Studio album by Indochine
- Released: 8 September 2017
- Recorded: 2016–2017
- Genre: Rock, new wave, synth-pop
- Length: 1:16:57
- Label: Indochine / Smart

Indochine chronology
| Black City Parade (2013) | 13 (2017) | Babel Babel (2024) |

Singles from 13
- "La vie est belle" Released: 9 June 2017; "Un été français" Released: 5 January 2018; "Station 13" Released: 15 June 2018; "Song for a Dream" Released: 13 September 2018; "Karma Girls" Released: 13 March 2019;

= 13 (Indochine album) =

13 is the 13th studio album by the French band Indochine, mixed by Mick Guzauski and released on 8 September 2017. The album topped the French, Swiss and Belgian French (Wallonia) charts.

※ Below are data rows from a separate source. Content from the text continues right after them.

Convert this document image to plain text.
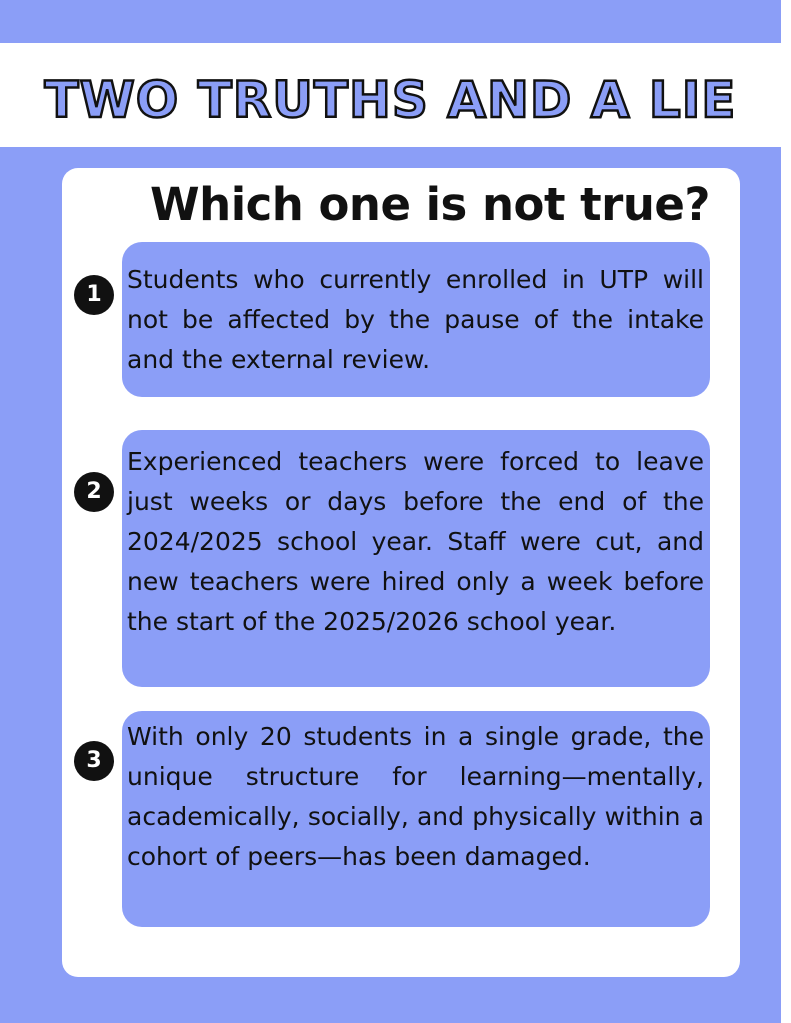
TWO TRUTHS AND A LIE
Which one is not true?
1
Students who currently enrolled in UTP will not be affected by the pause of the intake and the external review.
2
Experienced teachers were forced to leave just weeks or days before the end of the 2024/2025 school year. Staff were cut, and new teachers were hired only a week before the start of the 2025/2026 school year.
3
With only 20 students in a single grade, the unique structure for learning—mentally, academically, socially, and physically within a cohort of peers—has been damaged.
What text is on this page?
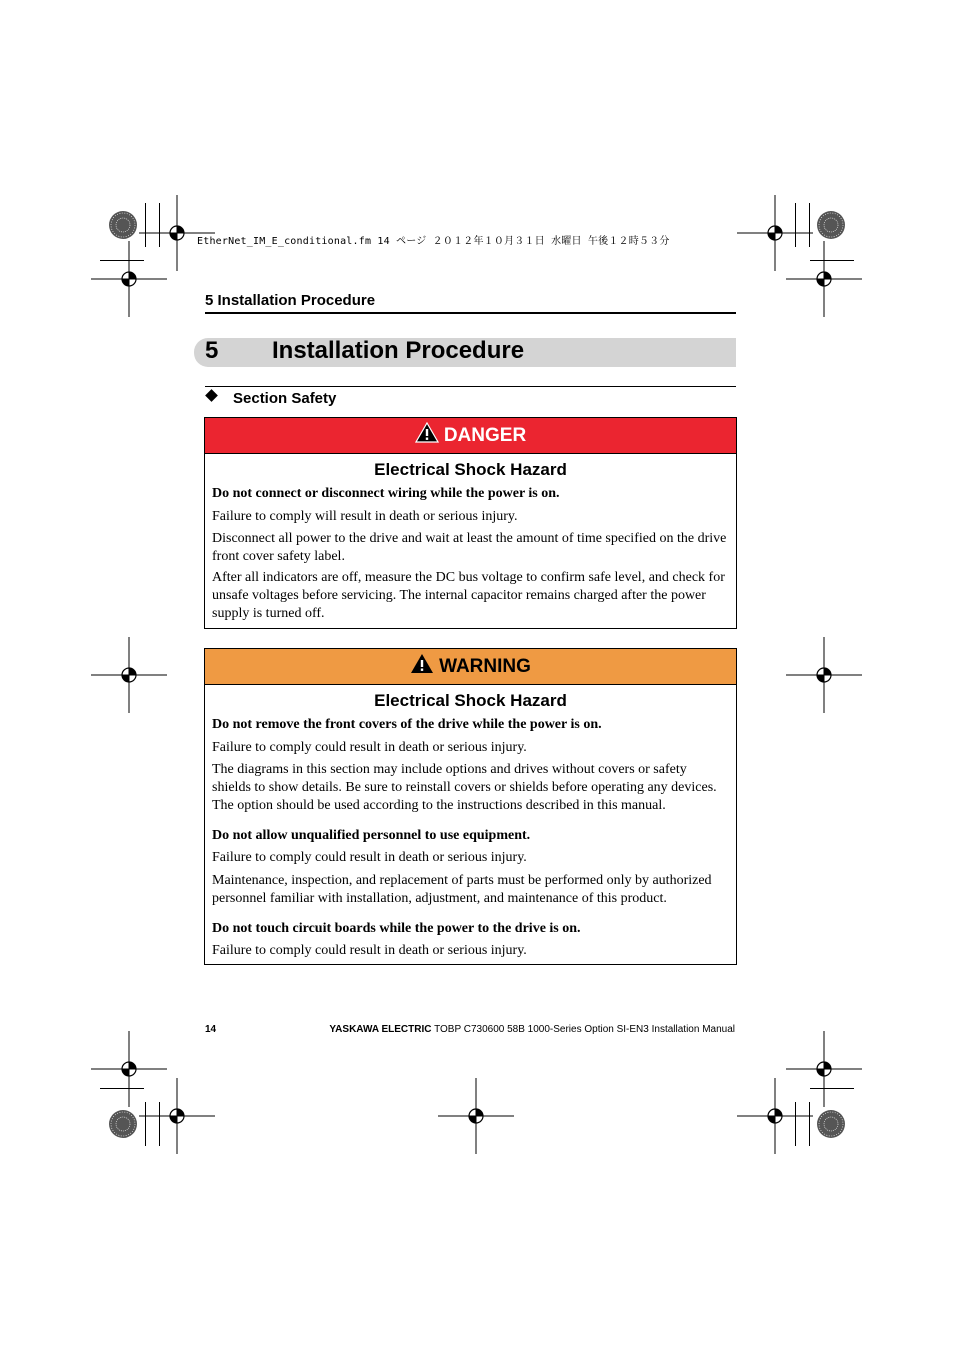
EtherNet_IM_E_conditional.fm 14 ページ ２０１２年１０月３１日 水曜日 午後１２時５３分
5 Installation Procedure
5 Installation Procedure
Section Safety
DANGER
Electrical Shock Hazard
Do not connect or disconnect wiring while the power is on.
Failure to comply will result in death or serious injury.
Disconnect all power to the drive and wait at least the amount of time specified on the drive front cover safety label.
After all indicators are off, measure the DC bus voltage to confirm safe level, and check for unsafe voltages before servicing. The internal capacitor remains charged after the power supply is turned off.
WARNING
Electrical Shock Hazard
Do not remove the front covers of the drive while the power is on.
Failure to comply could result in death or serious injury.
The diagrams in this section may include options and drives without covers or safety shields to show details. Be sure to reinstall covers or shields before operating any devices. The option should be used according to the instructions described in this manual.
Do not allow unqualified personnel to use equipment.
Failure to comply could result in death or serious injury.
Maintenance, inspection, and replacement of parts must be performed only by authorized personnel familiar with installation, adjustment, and maintenance of this product.
Do not touch circuit boards while the power to the drive is on.
Failure to comply could result in death or serious injury.
14	YASKAWA ELECTRIC TOBP C730600 58B 1000-Series Option SI-EN3 Installation Manual
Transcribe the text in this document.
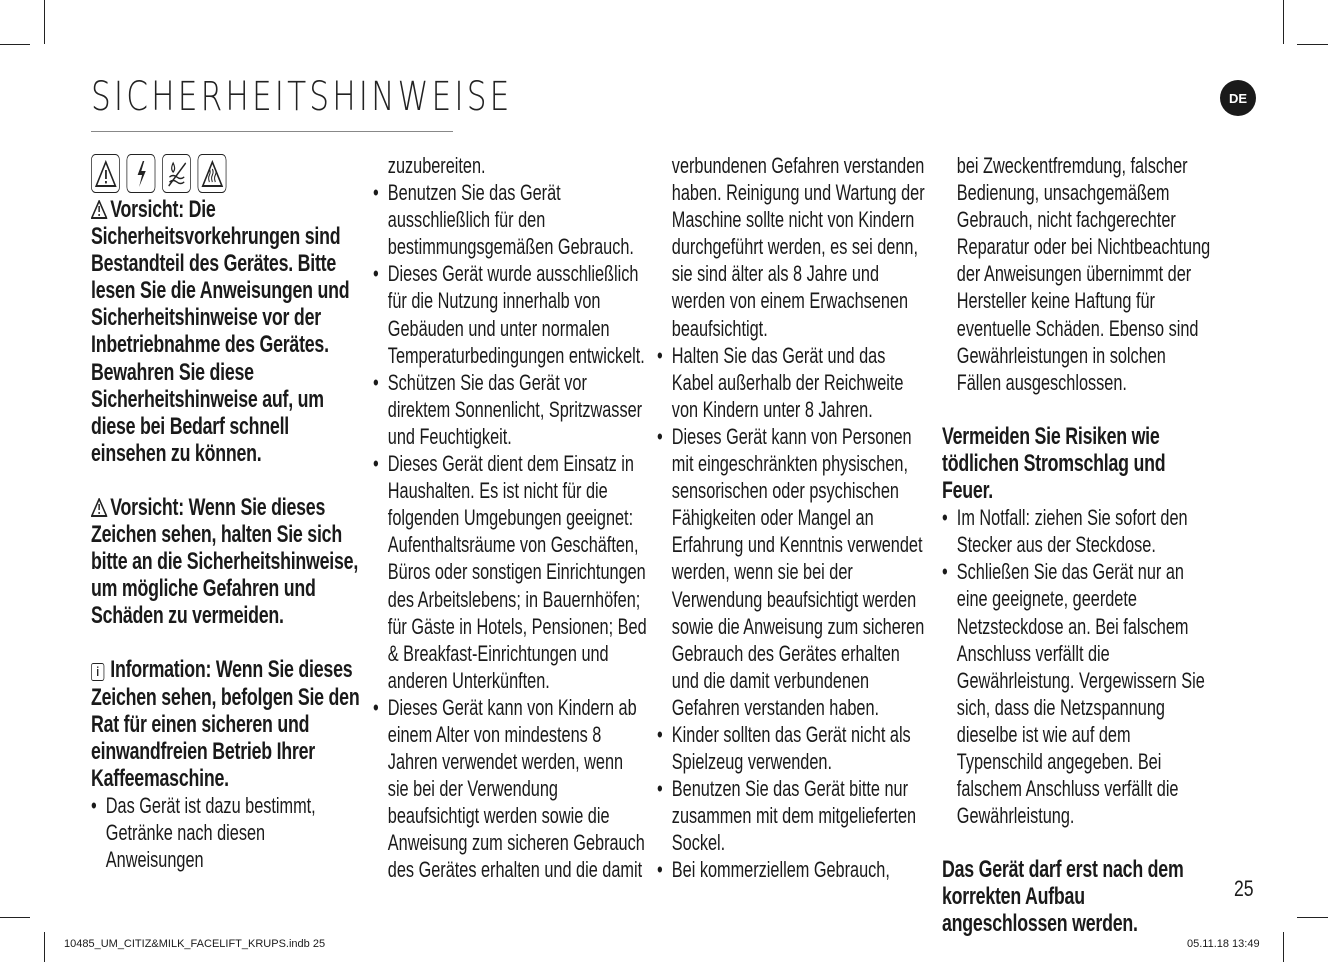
SICHERHEITSHINWEISE	DE

Vorsicht: Die Sicherheitsvorkehrungen sind Bestandteil des Gerätes. Bitte lesen Sie die Anweisungen und Sicherheitshinweise vor der Inbetriebnahme des Gerätes. Bewahren Sie diese Sicherheitshinweise auf, um diese bei Bedarf schnell einsehen zu können.

Vorsicht: Wenn Sie dieses Zeichen sehen, halten Sie sich bitte an die Sicherheitshinweise, um mögliche Gefahren und Schäden zu vermeiden.

i Information: Wenn Sie dieses Zeichen sehen, befolgen Sie den Rat für einen sicheren und einwandfreien Betrieb Ihrer Kaffeemaschine.

• Das Gerät ist dazu bestimmt, Getränke nach diesen Anweisungen

zuzubereiten.

• Benutzen Sie das Gerät ausschließlich für den bestimmungsgemäßen Gebrauch.
• Dieses Gerät wurde ausschließlich für die Nutzung innerhalb von Gebäuden und unter normalen Temperaturbedingungen entwickelt.
• Schützen Sie das Gerät vor direktem Sonnenlicht, Spritzwasser und Feuchtigkeit.
• Dieses Gerät dient dem Einsatz in Haushalten. Es ist nicht für die folgenden Umgebungen geeignet: Aufenthaltsräume von Geschäften, Büros oder sonstigen Einrichtungen des Arbeitslebens; in Bauernhöfen; für Gäste in Hotels, Pensionen; Bed & Breakfast-Einrichtungen und anderen Unterkünften.
• Dieses Gerät kann von Kindern ab einem Alter von mindestens 8 Jahren verwendet werden, wenn sie bei der Verwendung beaufsichtigt werden sowie die Anweisung zum sicheren Gebrauch des Gerätes erhalten und die damit

verbundenen Gefahren verstanden haben. Reinigung und Wartung der Maschine sollte nicht von Kindern durchgeführt werden, es sei denn, sie sind älter als 8 Jahre und werden von einem Erwachsenen beaufsichtigt.

• Halten Sie das Gerät und das Kabel außerhalb der Reichweite von Kindern unter 8 Jahren.
• Dieses Gerät kann von Personen mit eingeschränkten physischen, sensorischen oder psychischen Fähigkeiten oder Mangel an Erfahrung und Kenntnis verwendet werden, wenn sie bei der Verwendung beaufsichtigt werden sowie die Anweisung zum sicheren Gebrauch des Gerätes erhalten und die damit verbundenen Gefahren verstanden haben.
• Kinder sollten das Gerät nicht als Spielzeug verwenden.
• Benutzen Sie das Gerät bitte nur zusammen mit dem mitgelieferten Sockel.
• Bei kommerziellem Gebrauch,

bei Zweckentfremdung, falscher Bedienung, unsachgemäßem Gebrauch, nicht fachgerechter Reparatur oder bei Nichtbeachtung der Anweisungen übernimmt der Hersteller keine Haftung für eventuelle Schäden. Ebenso sind Gewährleistungen in solchen Fällen ausgeschlossen.

Vermeiden Sie Risiken wie tödlichen Stromschlag und Feuer.

• Im Notfall: ziehen Sie sofort den Stecker aus der Steckdose.
• Schließen Sie das Gerät nur an eine geeignete, geerdete Netzsteckdose an. Bei falschem Anschluss verfällt die Gewährleistung. Vergewissern Sie sich, dass die Netzspannung dieselbe ist wie auf dem Typenschild angegeben. Bei falschem Anschluss verfällt die Gewährleistung.

Das Gerät darf erst nach dem korrekten Aufbau angeschlossen werden.

25
10485_UM_CITIZ&MILK_FACELIFT_KRUPS.indb 25	05.11.18 13:49
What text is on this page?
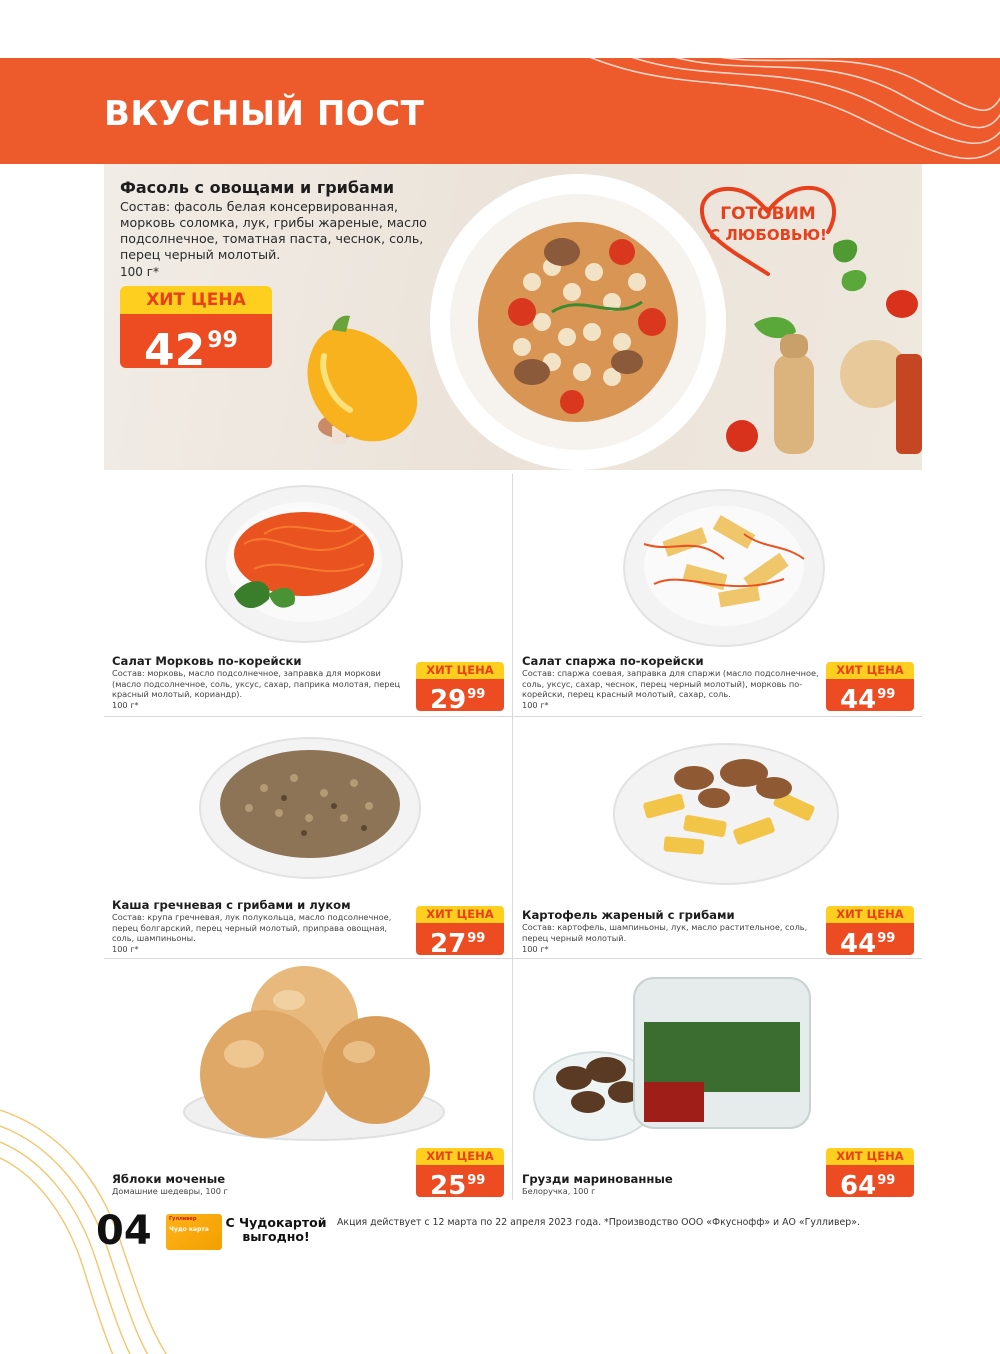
ВКУСНЫЙ ПОСТ
Фасоль с овощами и грибами
Состав: фасоль белая консервированная, морковь соломка, лук, грибы жареные, масло подсолнечное, томатная паста, чеснок, соль, перец черный молотый.
100 г*
ХИТ ЦЕНА
$42^{99}$
ГОТОВИМ
С ЛЮБОВЬЮ!
Салат Морковь по-корейски
Состав: морковь, масло подсолнечное, заправка для моркови (масло подсолнечное, соль, уксус, сахар, паприка молотая, перец красный молотый, кориандр).
100 г*
ХИТ ЦЕНА
$29^{99}$
Салат спаржа по-корейски
Состав: спаржа соевая, заправка для спаржи (масло подсолнечное, соль, уксус, сахар, чеснок, перец черный молотый), морковь по-корейски, перец красный молотый, сахар, соль.
100 г*
ХИТ ЦЕНА
$44^{99}$
Каша гречневая с грибами и луком
Состав: крупа гречневая, лук полукольца, масло подсолнечное, перец болгарский, перец черный молотый, приправа овощная, соль, шампиньоны.
100 г*
ХИТ ЦЕНА
$27^{99}$
Картофель жареный с грибами
Состав: картофель, шампиньоны, лук, масло растительное, соль, перец черный молотый.
100 г*
ХИТ ЦЕНА
$44^{99}$
Яблоки моченые
Домашние шедевры, 100 г
ХИТ ЦЕНА
$25^{99}$	Грузди маринованные
Белоручка, 100 г
ХИТ ЦЕНА
$64^{99}$
04	Гулливер
Чудо карта С Чудокартой выгодно!
Акция действует с 12 марта по 22 апреля 2023 года. *Производство ООО «Фкуснофф» и АО «Гулливер».
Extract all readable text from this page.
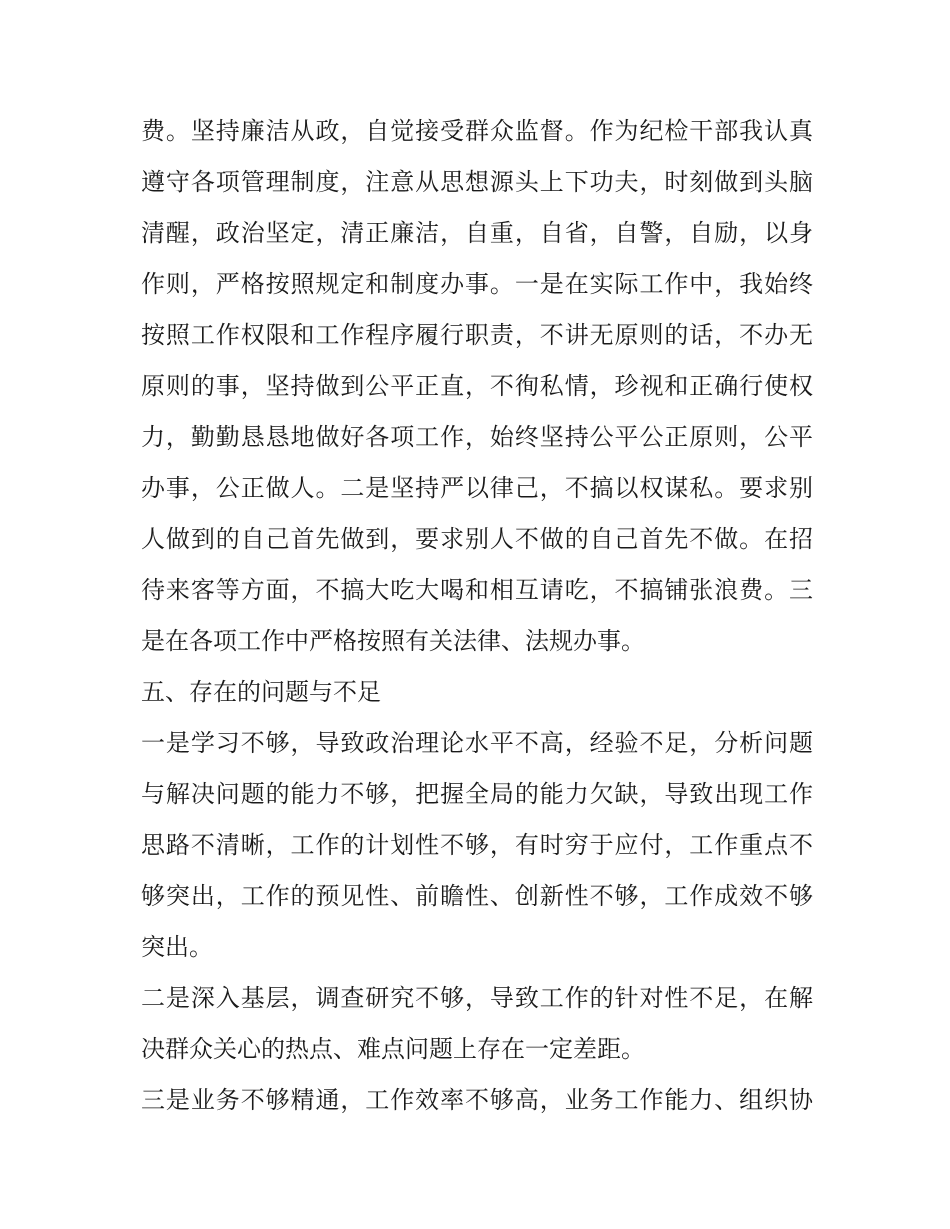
费。坚持廉洁从政，自觉接受群众监督。作为纪检干部我认真
遵守各项管理制度，注意从思想源头上下功夫，时刻做到头脑
清醒，政治坚定，清正廉洁，自重，自省，自警，自励，以身
作则，严格按照规定和制度办事。一是在实际工作中，我始终
按照工作权限和工作程序履行职责，不讲无原则的话，不办无
原则的事，坚持做到公平正直，不徇私情，珍视和正确行使权
力，勤勤恳恳地做好各项工作，始终坚持公平公正原则，公平
办事，公正做人。二是坚持严以律己，不搞以权谋私。要求别
人做到的自己首先做到，要求别人不做的自己首先不做。在招
待来客等方面，不搞大吃大喝和相互请吃，不搞铺张浪费。三
是在各项工作中严格按照有关法律、法规办事。
五、存在的问题与不足
一是学习不够，导致政治理论水平不高，经验不足，分析问题
与解决问题的能力不够，把握全局的能力欠缺，导致出现工作
思路不清晰，工作的计划性不够，有时穷于应付，工作重点不
够突出，工作的预见性、前瞻性、创新性不够，工作成效不够
突出。
二是深入基层，调查研究不够，导致工作的针对性不足，在解
决群众关心的热点、难点问题上存在一定差距。
三是业务不够精通，工作效率不够高，业务工作能力、组织协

The band promoted the album with the 13 Tour.

==Track listing==

| No. | Title | Length |
|---|---|---|
| 1. | "Black Sky" | 6:26 |
| 2. | "2033" | 4:06 |
| 3. | "Station 13" | 6:18 |
| 4. | "Henry Darger" | 5:28 |
| 5. | "La vie est belle" | 5:27 |
| 6. | "Kimono dans l'ambulance" | 5:51 |
| 7. | "Karma Girls" | 6:32 |
| 8. | "Suffragettes BB" | 5:56 |
| 9. | "Un été français" | 5:26 |
| 10. | "TomBoy 1" (feat. Kiddy Smile) | 6:14 |
| 11. | "Song for a Dream" | 5:33 |
| 12. | "Cartagène" | 6:32 |
| 13. | "Gloria" (feat. Asia Argento) | 7:08 |

===Bonus tracks on deluxe edition===

| No. | Title | Length |
|---|---|---|
| 1. | "Trump le monde"; | 6:09 |
| 2. | "La 13ème vague" | 4:59 |
| 3. | "Station 13" (Long version) | 8:06 |
| 4. | "Tomboy 2" | 6:01 |
| 5. | "Henry Darger" (John Digweed & Nick Muir Remix) | 5:23 |
| 6. | "Un été français" (Joachim Garraud Remix) | 5:09 |
| 7. | "Station 13" (Vitalic Remix) | 6:12 |
| 8. | "Station 13" (Talisco Remix) | 4:43 |

== Musicians ==
- Nicola Sirkis : Vocals, piano, guitar, Bass, Synthesizers
- Oli De Sat : Piano, guitar, Bass, synth, backing vocals
- Boris: Guitar
- Marc : Bass
- Ludwig : Drums

==Charts==

===Weekly charts===

| Chart (2017–2018) | Peak position |
|---|---|
| Belgian Albums (Ultratop Flanders) | 42 |
| Belgian Albums (Ultratop Wallonia) | 1 |
| French Albums (SNEP) | 1 |
| Swiss Albums (Schweizer Hitparade) | 1 |

===Year-end charts===

| Chart (2017) | Position |
|---|---|
| Belgian Albums (Ultratop Wallonia) | 2 |
| French Albums (SNEP) | 19 |
| Swiss Albums (Schweizer Hitparade) | 70 |

| Chart (2018) | Position |
|---|---|
| Belgian Albums (Ultratop Wallonia) | 17 |
| French Albums (SNEP) | 17 |

| Chart (2019) | Position |
|---|---|
| Belgian Albums (Ultratop Wallonia) | 83 |

==Certifications==

| Region | Certification | Certified units/sales |
| Belgium (BEA) | Gold | 10,000^{‡} |
| France (SNEP) | Diamond | 500,000^{‡} |
^{‡} Sales+streaming figures based on certification alone.